The total savings attributed to this discounted Russian oil reached approximately $12.6 billion over 39 months, a figure calculated by comparing the discounted prices India paid to the prevailing prices from other suppliers. Indian refiners Reliance Industries and Nayara Energy led these imports, with the former’s imports soaring from a negligible 3 per cent of its crude base before the Ukraine war to about 50 per cent by 2025. This change not only translated into direct financial benefits but also underscored India’s growing energy ties with Russia amidst an evolving geopolitical landscape.

Stabilising Global Oil Prices and Its Broader Impact on India

While the direct savings are significant, analysts argue that the indirect advantages might be even higher. India’s willingness to absorb a large share of Russian crude oil that Western countries shunned helped prevent a severe supply glut that could have triggered disruptive price volatility. Had India not stepped in to purchase millions of barrels daily—approximately 1.5 million barrels per day according to mid-2025 data—it is likely global crude prices would have surged, pushing India’s overall oil import bill far higher than current levels.

Furthermore, by maintaining these import levels, India played a stabilising role in the global oil market, benefiting many other oil-importing nations indirectly. This strategic balance was vital when crude prices were extremely volatile, peaking at around $139 per barrel during periods of geopolitical stress. The discounted Russian supplies allowed Indian refiners to utilise cheaper crude, exerting downward pressure on domestic fuel prices and helping keep inflationary pressures somewhat in check. India’s energy security was also bolstered by diversifying away from reliance on more expensive Middle Eastern and African suppliers.

India’s Strategic Energy Policy Amid Global Pressure

India’s approach to increasing Russian oil imports reflects a pragmatic energy strategy, balancing cost savings with geopolitical considerations. The government and industry players have been clear that India’s primary concern is meeting the country’s growing energy demand at affordable rates. While some Western countries have criticised India for continuing to buy Russian oil despite sanctions, India asserts its sovereign right to diversify energy sources to secure developmental needs.

India has also faced external pressures such as the US imposing tariffs on entities importing discounted Russian oil. Despite these challenges, several Indian refineries, including Reliance and Nayara Energy, have maintained or even expanded their Russian crude intake. This steadfast approach underscores India’s commitment to energy security and economic stability over political alignments. By leveraging the discounted Russian oil, India aims to moderate fuel costs domestically, which has direct implications on inflation and the broader economy.

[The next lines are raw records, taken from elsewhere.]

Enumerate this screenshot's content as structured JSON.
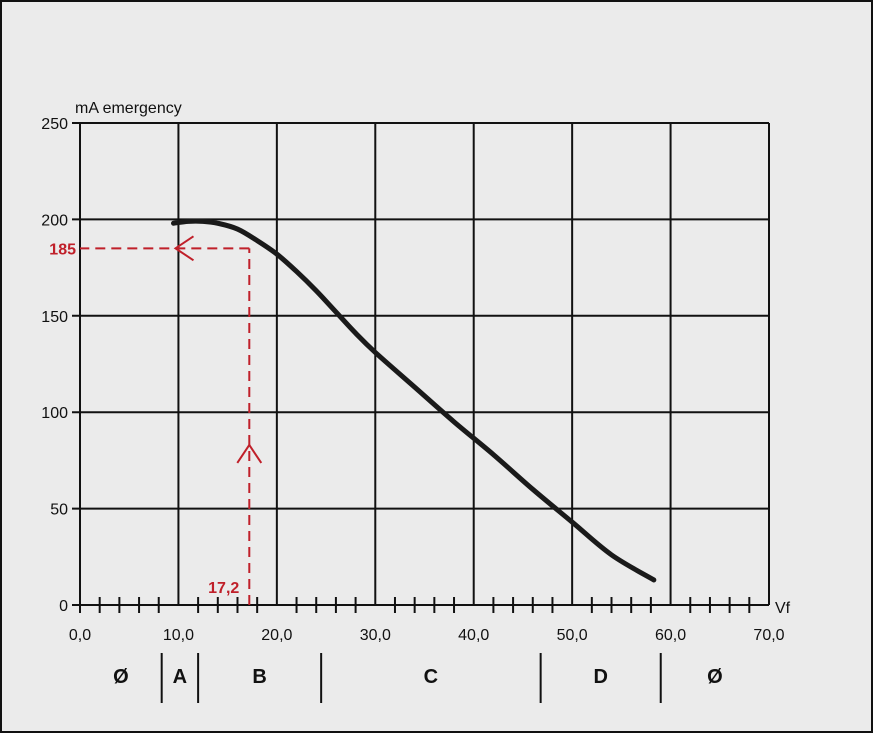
{
  "chart_data": {
    "type": "line",
    "xlabel": "Vf",
    "ylabel": "mA emergency",
    "xlim": [
      0,
      70
    ],
    "ylim": [
      0,
      250
    ],
    "x_ticks": [
      "0,0",
      "10,0",
      "20,0",
      "30,0",
      "40,0",
      "50,0",
      "60,0",
      "70,0"
    ],
    "y_ticks": [
      "0",
      "50",
      "100",
      "150",
      "200",
      "250"
    ],
    "grid": true,
    "series": [
      {
        "x": [
          9.5,
          11,
          12.5,
          14,
          16,
          18,
          20,
          22,
          24,
          26,
          28,
          30,
          34,
          38,
          42,
          46,
          50,
          54,
          58.3
        ],
        "y": [
          198,
          199,
          199,
          198,
          195,
          189,
          182,
          173,
          163,
          152,
          141,
          131,
          113,
          95,
          78,
          60,
          43,
          26,
          13
        ]
      }
    ],
    "annotation": {
      "x": 17.2,
      "y": 185,
      "x_label": "17,2",
      "y_label": "185",
      "color": "#c0202a"
    },
    "zones": [
      {
        "label": "Ø",
        "from": 0,
        "to": 8.3
      },
      {
        "label": "A",
        "from": 8.3,
        "to": 12
      },
      {
        "label": "B",
        "from": 12,
        "to": 24.5
      },
      {
        "label": "C",
        "from": 24.5,
        "to": 46.8
      },
      {
        "label": "D",
        "from": 46.8,
        "to": 59
      },
      {
        "label": "Ø",
        "from": 59,
        "to": 70
      }
    ],
    "line_color": "#1a1a1a",
    "grid_color": "#111111"
  }
}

Economic and Trade Implications Beyond Direct Savings

The financial benefits from Russian oil imports extend beyond immediate savings on the import bill. The discounts allowed refiners to pass on some cost benefits to consumers, helping stabilise petrol and diesel prices in India’s vast market. Lower energy costs support multiple sectors, including transportation, manufacturing, and agriculture, critical to the country’s economic growth.

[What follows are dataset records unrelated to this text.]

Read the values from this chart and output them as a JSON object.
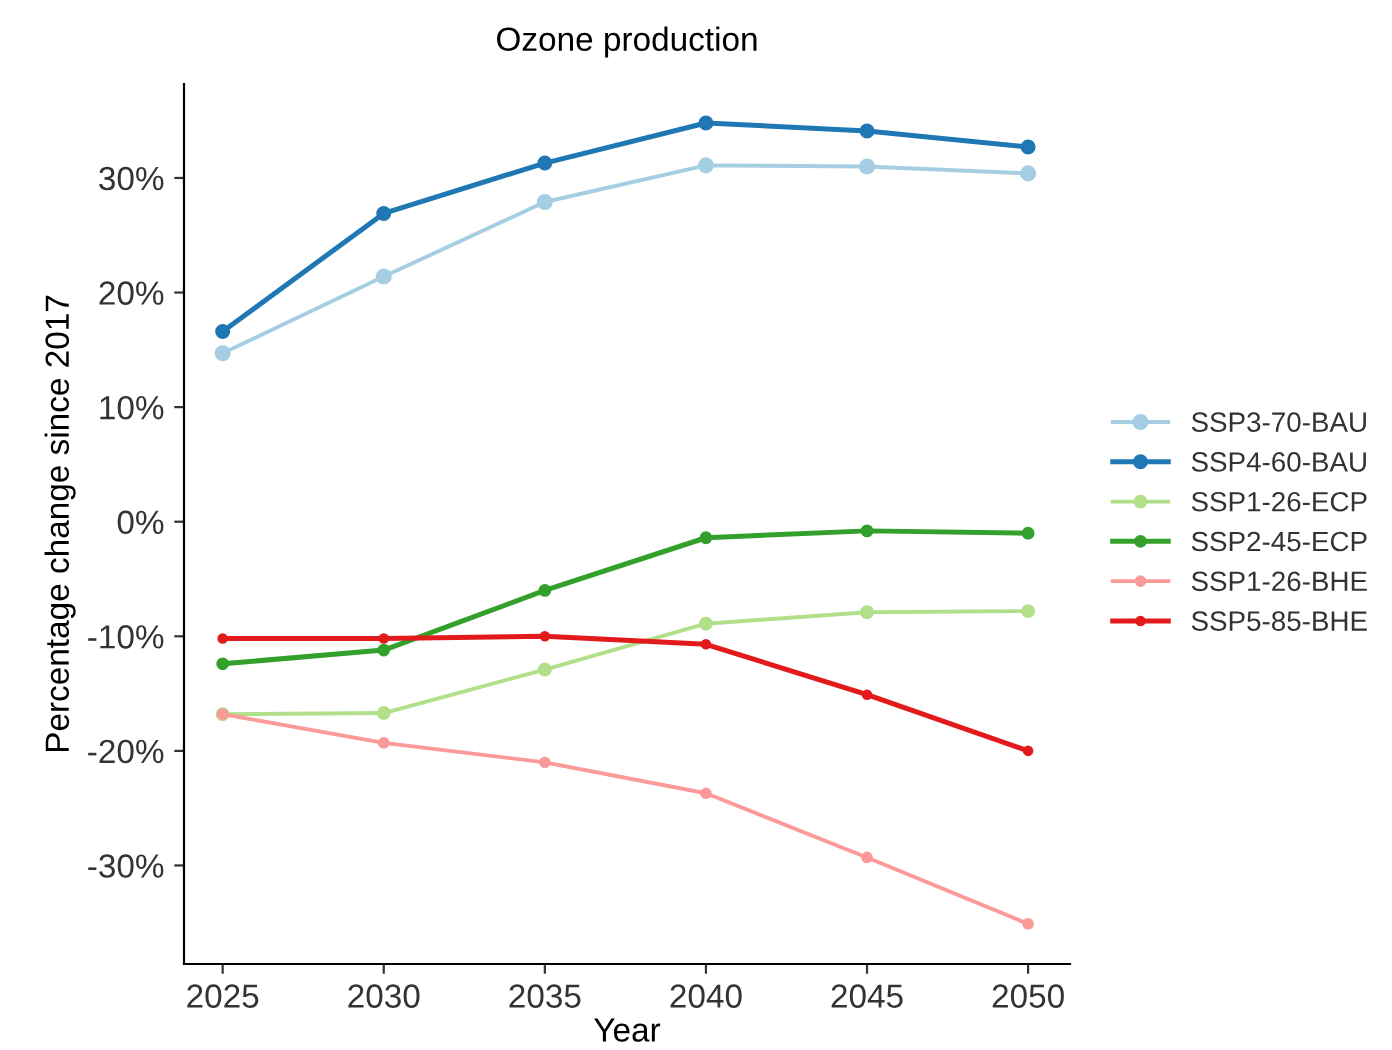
{
  "chart_data": {
    "type": "line",
    "title": "Ozone production",
    "xlabel": "Year",
    "ylabel": "Percentage change since 2017",
    "x": [
      2025,
      2030,
      2035,
      2040,
      2045,
      2050
    ],
    "series": [
      {
        "name": "SSP3-70-BAU",
        "color": "#a6cee3",
        "values": [
          14.7,
          21.4,
          27.9,
          31.1,
          31.0,
          30.4
        ]
      },
      {
        "name": "SSP4-60-BAU",
        "color": "#1f78b4",
        "values": [
          16.6,
          26.9,
          31.3,
          34.8,
          34.1,
          32.7
        ]
      },
      {
        "name": "SSP1-26-ECP",
        "color": "#b2df8a",
        "values": [
          -16.8,
          -16.7,
          -12.9,
          -8.9,
          -7.9,
          -7.8
        ]
      },
      {
        "name": "SSP2-45-ECP",
        "color": "#33a02c",
        "values": [
          -12.4,
          -11.2,
          -6.0,
          -1.4,
          -0.8,
          -1.0
        ]
      },
      {
        "name": "SSP1-26-BHE",
        "color": "#fb9a99",
        "values": [
          -16.8,
          -19.3,
          -21.0,
          -23.7,
          -29.3,
          -35.1
        ]
      },
      {
        "name": "SSP5-85-BHE",
        "color": "#e31a1c",
        "values": [
          -10.2,
          -10.2,
          -10.0,
          -10.7,
          -15.1,
          -20.0
        ]
      }
    ],
    "xlim": [
      2023.8,
      2051.3
    ],
    "ylim": [
      -38.6,
      38.2
    ],
    "xticks": [
      2025,
      2030,
      2035,
      2040,
      2045,
      2050
    ],
    "yticks": [
      {
        "value": -30,
        "label": "-30%"
      },
      {
        "value": -20,
        "label": "-20%"
      },
      {
        "value": -10,
        "label": "-10%"
      },
      {
        "value": 0,
        "label": "0%"
      },
      {
        "value": 10,
        "label": "10%"
      },
      {
        "value": 20,
        "label": "20%"
      },
      {
        "value": 30,
        "label": "30%"
      }
    ],
    "grid": false,
    "legend": "right",
    "marker": "circle",
    "line_style": "solid"
  }
}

Moreover, the large volume of Russian crude imports helped India negotiate better terms with other oil producers by creating competitive pressure in the global oil market. This indirectly helped India keep a lid on the prices offered by conventional suppliers in the Middle East and elsewhere. Experts also argue that India’s energy trade relationship with Russia has geopolitical significance, potentially strengthening bilateral ties beyond oil and gas, including defence and technology cooperation.